Tarif Rp2.000, 100 Galon per Hari Diisi Air dari Sumur Bor di Klaten

Taufiq Sidik Prakoso  /  Haryono Wahyudiyanto  | SOLOPOS.com

SOLOPOS.COM - Warga mengisi botol menggunakan air yang keluar dari sumur bor di tengah sawah Desa Ceporan, Kecamatan Gantiwarno, Klaten, Kamis (3/3/2022). (Solopos.com/Taufiq Sidik Prakoso)

Solopos.com, KLATEN– Masyarakat Klaten berbondong-bondong mengambil air di bekas sumur bor di Desa Ceporan, Kecamatan Gantiwarno, Klaten. Mereka banyak memanfaatkannya untuk air minum karena menurut penelitian, kualitas airnya bagus dan bisa langsung diminum.

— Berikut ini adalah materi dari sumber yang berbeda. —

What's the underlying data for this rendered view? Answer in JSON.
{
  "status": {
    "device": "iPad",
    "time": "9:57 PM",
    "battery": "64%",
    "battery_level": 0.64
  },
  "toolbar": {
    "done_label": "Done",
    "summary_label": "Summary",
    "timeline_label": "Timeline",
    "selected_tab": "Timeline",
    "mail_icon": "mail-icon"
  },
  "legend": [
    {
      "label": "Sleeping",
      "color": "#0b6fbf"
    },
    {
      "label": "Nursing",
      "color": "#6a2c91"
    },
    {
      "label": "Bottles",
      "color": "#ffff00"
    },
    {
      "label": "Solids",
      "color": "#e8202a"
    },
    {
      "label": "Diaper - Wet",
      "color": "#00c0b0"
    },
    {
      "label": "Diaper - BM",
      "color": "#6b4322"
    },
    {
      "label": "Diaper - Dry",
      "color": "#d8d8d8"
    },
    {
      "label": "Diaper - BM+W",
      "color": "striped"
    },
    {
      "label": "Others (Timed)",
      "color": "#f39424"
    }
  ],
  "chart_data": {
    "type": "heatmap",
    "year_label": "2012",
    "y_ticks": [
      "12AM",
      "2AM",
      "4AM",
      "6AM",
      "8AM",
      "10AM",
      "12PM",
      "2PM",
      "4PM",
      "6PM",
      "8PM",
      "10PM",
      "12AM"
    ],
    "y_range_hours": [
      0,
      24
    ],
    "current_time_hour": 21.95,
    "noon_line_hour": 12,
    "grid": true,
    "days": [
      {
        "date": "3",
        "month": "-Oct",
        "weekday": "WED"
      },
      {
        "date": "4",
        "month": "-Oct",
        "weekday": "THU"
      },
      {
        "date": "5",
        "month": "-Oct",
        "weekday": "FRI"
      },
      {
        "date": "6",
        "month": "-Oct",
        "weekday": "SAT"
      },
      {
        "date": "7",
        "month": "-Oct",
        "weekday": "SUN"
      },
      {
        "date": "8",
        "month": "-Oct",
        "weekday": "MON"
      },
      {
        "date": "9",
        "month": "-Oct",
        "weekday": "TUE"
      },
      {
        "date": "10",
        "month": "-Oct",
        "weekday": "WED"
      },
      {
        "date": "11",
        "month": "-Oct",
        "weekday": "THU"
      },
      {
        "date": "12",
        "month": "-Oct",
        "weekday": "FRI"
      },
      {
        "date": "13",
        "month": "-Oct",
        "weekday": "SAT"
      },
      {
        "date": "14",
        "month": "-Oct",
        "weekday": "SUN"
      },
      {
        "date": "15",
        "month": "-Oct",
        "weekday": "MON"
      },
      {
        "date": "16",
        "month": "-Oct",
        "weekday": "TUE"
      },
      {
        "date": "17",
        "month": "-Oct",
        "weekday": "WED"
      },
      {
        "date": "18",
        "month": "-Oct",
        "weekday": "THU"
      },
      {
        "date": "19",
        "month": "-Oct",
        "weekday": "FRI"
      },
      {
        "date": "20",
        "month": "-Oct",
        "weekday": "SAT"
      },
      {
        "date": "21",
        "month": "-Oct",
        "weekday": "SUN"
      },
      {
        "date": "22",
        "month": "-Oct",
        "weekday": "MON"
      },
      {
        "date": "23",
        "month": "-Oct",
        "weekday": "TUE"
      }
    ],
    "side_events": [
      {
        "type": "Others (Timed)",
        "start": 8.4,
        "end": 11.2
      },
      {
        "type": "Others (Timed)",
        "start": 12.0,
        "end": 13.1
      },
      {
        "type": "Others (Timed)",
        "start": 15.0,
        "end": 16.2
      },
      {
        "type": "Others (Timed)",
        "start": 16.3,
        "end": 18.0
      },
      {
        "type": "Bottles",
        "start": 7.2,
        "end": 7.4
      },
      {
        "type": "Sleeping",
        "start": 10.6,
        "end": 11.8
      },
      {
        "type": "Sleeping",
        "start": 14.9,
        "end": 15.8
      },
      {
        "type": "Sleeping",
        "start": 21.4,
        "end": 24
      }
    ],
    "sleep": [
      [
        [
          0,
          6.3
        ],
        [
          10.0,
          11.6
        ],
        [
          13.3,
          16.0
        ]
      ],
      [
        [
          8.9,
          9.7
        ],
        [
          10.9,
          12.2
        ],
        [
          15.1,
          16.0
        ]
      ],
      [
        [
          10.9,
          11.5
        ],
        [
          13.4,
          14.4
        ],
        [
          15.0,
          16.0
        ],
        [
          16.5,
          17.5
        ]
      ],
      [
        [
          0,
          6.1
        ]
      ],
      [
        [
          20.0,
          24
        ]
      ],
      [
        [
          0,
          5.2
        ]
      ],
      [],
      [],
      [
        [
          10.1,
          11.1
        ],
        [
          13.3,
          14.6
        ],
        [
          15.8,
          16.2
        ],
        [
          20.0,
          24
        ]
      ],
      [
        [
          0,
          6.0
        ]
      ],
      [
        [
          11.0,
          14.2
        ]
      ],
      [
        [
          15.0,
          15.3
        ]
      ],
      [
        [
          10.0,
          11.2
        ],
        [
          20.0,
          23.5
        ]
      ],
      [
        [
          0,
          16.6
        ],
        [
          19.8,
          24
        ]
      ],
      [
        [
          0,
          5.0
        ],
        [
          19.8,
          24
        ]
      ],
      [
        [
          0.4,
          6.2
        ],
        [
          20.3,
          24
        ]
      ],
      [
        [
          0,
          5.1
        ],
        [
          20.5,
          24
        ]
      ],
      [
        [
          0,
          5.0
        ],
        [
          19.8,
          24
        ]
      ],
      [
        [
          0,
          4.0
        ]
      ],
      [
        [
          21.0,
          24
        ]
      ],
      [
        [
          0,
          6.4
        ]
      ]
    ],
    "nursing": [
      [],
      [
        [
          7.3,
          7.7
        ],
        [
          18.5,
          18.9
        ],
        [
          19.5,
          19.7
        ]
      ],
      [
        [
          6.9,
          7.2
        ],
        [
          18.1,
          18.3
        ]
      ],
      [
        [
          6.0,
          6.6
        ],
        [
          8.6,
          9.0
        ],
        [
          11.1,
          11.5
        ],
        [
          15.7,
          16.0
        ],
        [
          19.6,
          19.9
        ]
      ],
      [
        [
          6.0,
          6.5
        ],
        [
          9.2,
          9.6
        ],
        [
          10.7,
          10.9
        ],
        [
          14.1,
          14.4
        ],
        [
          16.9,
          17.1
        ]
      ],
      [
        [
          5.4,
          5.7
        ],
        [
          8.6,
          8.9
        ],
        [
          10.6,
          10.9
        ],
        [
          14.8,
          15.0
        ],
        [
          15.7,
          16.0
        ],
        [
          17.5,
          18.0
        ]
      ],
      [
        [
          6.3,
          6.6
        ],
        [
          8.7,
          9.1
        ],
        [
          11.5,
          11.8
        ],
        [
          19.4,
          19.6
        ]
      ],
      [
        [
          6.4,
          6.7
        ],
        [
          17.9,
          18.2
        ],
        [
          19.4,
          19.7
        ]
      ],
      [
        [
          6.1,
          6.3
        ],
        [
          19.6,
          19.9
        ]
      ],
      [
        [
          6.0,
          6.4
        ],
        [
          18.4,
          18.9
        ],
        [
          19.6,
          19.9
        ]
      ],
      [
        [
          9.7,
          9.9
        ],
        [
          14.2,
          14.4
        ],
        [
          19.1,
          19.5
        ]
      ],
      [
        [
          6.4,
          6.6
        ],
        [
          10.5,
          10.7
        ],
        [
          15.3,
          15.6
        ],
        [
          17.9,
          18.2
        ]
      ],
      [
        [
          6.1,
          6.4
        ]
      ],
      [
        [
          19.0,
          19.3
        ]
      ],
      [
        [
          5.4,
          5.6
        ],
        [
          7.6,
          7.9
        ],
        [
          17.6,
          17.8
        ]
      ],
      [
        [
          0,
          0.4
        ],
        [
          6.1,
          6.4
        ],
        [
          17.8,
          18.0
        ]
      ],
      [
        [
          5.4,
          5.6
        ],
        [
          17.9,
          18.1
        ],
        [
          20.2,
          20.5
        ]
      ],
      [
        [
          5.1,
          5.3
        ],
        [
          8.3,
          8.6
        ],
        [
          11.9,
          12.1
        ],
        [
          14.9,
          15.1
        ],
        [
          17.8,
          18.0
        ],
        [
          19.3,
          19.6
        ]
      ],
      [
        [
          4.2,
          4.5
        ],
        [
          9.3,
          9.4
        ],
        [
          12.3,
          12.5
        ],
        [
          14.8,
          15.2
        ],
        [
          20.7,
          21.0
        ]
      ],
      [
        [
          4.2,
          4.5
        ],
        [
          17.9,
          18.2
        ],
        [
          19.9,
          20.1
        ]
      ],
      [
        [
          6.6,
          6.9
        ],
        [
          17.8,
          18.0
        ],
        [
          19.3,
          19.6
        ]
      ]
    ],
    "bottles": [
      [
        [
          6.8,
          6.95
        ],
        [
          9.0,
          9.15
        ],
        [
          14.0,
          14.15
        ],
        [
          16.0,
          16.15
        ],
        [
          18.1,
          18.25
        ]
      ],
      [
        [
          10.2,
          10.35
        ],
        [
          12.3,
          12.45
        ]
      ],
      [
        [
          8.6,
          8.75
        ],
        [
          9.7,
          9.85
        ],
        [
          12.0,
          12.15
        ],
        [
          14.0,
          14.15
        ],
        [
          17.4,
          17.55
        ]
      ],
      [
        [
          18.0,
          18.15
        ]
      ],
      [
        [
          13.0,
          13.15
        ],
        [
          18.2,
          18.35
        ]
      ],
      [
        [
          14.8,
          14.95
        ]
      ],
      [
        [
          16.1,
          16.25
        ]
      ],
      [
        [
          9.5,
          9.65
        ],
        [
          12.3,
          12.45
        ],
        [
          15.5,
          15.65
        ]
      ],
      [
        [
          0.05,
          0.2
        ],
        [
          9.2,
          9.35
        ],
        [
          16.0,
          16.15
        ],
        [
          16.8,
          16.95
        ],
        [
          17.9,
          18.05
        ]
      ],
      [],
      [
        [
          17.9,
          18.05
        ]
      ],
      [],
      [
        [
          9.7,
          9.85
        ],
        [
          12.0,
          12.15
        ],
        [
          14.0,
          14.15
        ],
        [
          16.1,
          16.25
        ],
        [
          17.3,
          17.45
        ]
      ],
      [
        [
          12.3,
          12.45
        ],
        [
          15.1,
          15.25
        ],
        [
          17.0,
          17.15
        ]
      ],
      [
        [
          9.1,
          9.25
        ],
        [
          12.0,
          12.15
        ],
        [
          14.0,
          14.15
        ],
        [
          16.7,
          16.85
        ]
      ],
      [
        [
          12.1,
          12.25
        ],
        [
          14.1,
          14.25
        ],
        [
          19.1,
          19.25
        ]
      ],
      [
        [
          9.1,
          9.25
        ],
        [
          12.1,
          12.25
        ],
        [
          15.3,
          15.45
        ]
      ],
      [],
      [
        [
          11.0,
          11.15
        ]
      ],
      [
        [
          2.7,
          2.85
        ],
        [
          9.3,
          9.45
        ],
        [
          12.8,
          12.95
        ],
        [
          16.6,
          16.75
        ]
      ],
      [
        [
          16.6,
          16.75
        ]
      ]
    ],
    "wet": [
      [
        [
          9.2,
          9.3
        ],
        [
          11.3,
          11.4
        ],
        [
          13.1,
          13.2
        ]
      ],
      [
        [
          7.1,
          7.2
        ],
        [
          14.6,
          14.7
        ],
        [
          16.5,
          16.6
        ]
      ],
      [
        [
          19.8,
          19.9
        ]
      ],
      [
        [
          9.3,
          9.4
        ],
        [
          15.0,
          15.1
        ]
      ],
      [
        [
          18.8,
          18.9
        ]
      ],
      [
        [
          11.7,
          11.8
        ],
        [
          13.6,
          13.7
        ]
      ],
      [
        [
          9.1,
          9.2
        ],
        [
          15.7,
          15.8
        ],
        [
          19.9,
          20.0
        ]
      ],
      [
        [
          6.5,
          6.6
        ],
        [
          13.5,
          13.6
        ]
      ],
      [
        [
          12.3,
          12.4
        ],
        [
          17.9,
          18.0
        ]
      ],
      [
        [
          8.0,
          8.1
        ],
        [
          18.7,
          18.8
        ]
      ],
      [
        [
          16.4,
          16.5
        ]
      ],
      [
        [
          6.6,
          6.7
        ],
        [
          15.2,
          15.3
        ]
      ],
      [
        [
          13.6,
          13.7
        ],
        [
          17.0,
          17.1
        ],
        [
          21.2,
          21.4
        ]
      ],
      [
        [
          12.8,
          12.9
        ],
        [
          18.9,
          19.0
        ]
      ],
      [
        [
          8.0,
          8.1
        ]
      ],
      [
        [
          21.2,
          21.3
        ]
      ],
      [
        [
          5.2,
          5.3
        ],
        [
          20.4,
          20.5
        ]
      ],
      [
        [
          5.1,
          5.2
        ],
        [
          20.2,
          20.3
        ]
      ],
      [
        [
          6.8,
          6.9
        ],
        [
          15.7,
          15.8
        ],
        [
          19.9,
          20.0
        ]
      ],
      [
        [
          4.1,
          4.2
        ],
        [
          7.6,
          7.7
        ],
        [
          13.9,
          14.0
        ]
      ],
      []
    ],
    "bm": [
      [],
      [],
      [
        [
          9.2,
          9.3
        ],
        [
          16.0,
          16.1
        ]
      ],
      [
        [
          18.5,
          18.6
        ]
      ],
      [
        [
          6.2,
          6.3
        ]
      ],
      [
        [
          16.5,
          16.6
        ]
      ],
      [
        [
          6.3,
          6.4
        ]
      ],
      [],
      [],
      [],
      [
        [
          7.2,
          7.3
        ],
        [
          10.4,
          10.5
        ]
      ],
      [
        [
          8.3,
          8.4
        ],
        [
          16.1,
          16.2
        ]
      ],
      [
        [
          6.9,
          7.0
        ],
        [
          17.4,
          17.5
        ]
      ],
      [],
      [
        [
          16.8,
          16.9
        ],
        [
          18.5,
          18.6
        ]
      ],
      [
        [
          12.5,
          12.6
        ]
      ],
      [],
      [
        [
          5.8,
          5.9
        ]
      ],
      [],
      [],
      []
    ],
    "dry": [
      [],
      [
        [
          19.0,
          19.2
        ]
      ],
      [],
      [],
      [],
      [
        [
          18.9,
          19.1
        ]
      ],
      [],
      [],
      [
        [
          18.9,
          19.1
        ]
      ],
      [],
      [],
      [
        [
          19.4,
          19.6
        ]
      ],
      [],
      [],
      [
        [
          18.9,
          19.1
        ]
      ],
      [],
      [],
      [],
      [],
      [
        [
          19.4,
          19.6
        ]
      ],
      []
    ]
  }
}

Salah satu warga setempat, Supardi, 61, menjelaskan air dari bekas sumur bor itu mulai dia kelola sejak Juli 2021 setelah mendapatkan izin dari pemilik sawah. Dia membuat sambungan paralon untuk memudahkan air dimasukkan ke galon.

Advertisement

“Pengisian air per galon senilai Rp2.000. Dalam sehari, minimal ada 100 galon yang diisi air dari tempat tersebut,” kata Supardi kepada Solopos.com, Minggu (6/3/2022).

Baca Juga: Terus Mengalir, Air Sumur Bor Era Soeharto di Klaten Didatangi Warga

Salah satu warga Dukuh Birin, Desa Mlese, Kecamatan Gantiwarno, Tri Haryani, mengaku kerap mengisi air dari bekas sumur bor tersebut.

Advertisement

“Biasanya satu galon itu untuk sepekan. Airnya bisa langsung diminum. Rasanya air dari merek air minimum kemasan lainnya. Justru lebih enak yang ini,” kata dia, Minggu.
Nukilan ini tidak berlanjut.